Da qui «una Chiesa in uscita», come indica Papa Francesco, «una Chiesa ospedale da campo», perché non c’è Chiesa che non sia missionaria pronta a dare risposte alle angosce e alle domande di uomini e donne, «che sono le domande di sempre ma che oggi richiedono linguaggio diverso, diretto e comprensibile, anche nell’ esposizione di un’omelia», sottolinea Nuno Da Silva Gonçalves. Domande che mobilitano anche i teologi, un richiamo che arriva direttamente da Papa Francesco quando sollecita un collegamento più stretto tra riflessione teologica e pratica pastorale. Quando chiede che i teologi non restino nei loro uffici ma siano in contatto con il mondo, «che facciano teologia in ginocchio», altrimenti a che cosa serve la teologia se non è al servizio della vita spirituale?

Questo, spiega Gonçalves, è il compito che il Papa affida alla Gregoriana: preparare religiosi e laici alla missione che riceveranno nelle loro diocesi, nelle loro frontiere. Tema urgente per il Pontefice quello delle frontiere e che trova voce nell’attività di tre Centri: il Centro Studi interreligiosi sulle relazioni tra Cristianesimo e Islam e le altre religioni e culture dell’Asia; il Centro Studi Giudaici per la comprensione dell’ebraismo, e il Centro per la tutela dei minori.

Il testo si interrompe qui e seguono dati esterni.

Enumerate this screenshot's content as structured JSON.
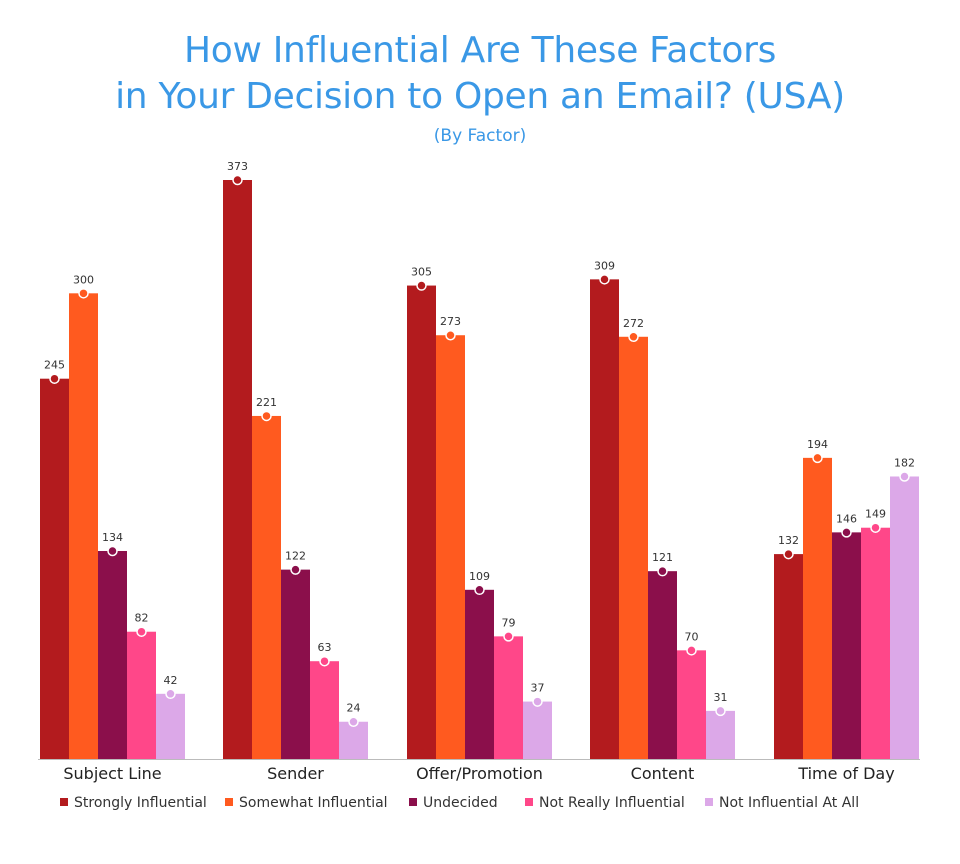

Ma non è forse frontiera anche Roma, con le sue contraddizioni, le sue emergenze dal centro alle periferie? Le riflessioni e il lavoro delle Università Pontificie raggiungono territori così silenziosamente lontani? O non c’è scambio tra questi due mondi distanti e sconosciuti? «Dovrebbe venire qui nel tardo pomeriggio – replica il rettore – quando un pezzo del mondo di fuori entra nella Gregoriana, per ascoltare le conferenze a ingresso libero. Oppure il sabato mattina per i seminari sull’impegno etico, 120 giovani che non mancano un appuntamento. Così stiamo vicini alla città».